O tema ganhou repercussão nesta semana após o governo federal divulgar uma lista com todas as empresas que receberam o benefício, criado para auxiliar o setor de eventos após os impactos da pandemia de Covid-19.
Entre os beneficiários, no entanto, estão empresas que não necessariamente atuam na área de shows, como é o caso da Play9, de Felipe Neto. A empresa recebeu R$ 14,3 milhões em benefícios fiscais.

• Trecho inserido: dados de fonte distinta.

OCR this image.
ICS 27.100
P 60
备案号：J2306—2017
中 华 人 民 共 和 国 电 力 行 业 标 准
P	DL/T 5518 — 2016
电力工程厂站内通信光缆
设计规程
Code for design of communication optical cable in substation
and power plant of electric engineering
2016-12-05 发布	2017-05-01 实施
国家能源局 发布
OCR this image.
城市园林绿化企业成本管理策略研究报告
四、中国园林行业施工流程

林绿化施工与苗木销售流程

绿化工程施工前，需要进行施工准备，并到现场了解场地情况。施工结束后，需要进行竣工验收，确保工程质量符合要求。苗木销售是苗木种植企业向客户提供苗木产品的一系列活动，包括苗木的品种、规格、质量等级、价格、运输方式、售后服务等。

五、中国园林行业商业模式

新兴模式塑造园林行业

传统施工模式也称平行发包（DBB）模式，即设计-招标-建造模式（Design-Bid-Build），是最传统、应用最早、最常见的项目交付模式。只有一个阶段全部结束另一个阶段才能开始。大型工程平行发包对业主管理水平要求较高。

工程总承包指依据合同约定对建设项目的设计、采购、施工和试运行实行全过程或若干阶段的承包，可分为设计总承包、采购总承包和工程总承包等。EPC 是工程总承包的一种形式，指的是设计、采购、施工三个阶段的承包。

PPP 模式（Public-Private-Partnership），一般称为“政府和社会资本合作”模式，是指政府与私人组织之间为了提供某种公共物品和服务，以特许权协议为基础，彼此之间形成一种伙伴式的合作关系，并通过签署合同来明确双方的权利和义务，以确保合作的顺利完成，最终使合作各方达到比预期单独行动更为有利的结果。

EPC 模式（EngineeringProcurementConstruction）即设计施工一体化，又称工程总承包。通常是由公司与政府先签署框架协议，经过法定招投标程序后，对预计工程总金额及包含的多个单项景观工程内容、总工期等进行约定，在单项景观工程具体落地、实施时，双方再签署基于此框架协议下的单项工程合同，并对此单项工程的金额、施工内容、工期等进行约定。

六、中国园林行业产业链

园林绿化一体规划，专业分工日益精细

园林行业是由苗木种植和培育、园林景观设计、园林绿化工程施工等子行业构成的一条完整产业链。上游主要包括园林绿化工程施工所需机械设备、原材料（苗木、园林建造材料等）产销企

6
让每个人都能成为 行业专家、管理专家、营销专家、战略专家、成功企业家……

No caso de Neto, cuja aproximação com o petismo tem sido evidente nos últimos anos, a empresa apresentou a seguinte justificativa:
“A Play9 utiliza o benefício fiscal previsto pela Lei Perse, um programa criado pelo Governo Federal para apoiar empresas afetadas pela pandemia. A utilização desse benefício é permitida a todas as empresas que se enquadrem nos CNAEs listados pela Lei e que tenham feito sua inscrição dentro do prazo estipulado”.
Outros beneficiários do Perse
Na lista divulgada pela Folha de S. Paulo, também figuram cantores como Gusttavo Lima, que recebeu R$ 18,8 milhões; Ana Castela, com R$ 9,4 milhões; Simone Mendes, com R$ 8,8 milhões; e Ludmilla, que obteve R$ 5,7 milhões em benefícios fiscais.
Diante de suspeitas de fraudes no programa, o Congresso aprovou mudanças no início deste ano, impondo limitações ao uso do benefício fiscal. Entre as alterações, foi estabelecido um teto de R$ 15 bilhões para todos os usuários do Perse.
O texto atualizado da lei excluiu 14 atividades do programa, incluindo albergues, campings, pensões, produtoras de filmes publicitários, locação de automóveis com motorista, fretamento rodoviário de passageiros, organização de excursões, transporte marítimo para passeios turísticos e atividades de museus, além da exploração de lugares e prédios históricos e atrações similares.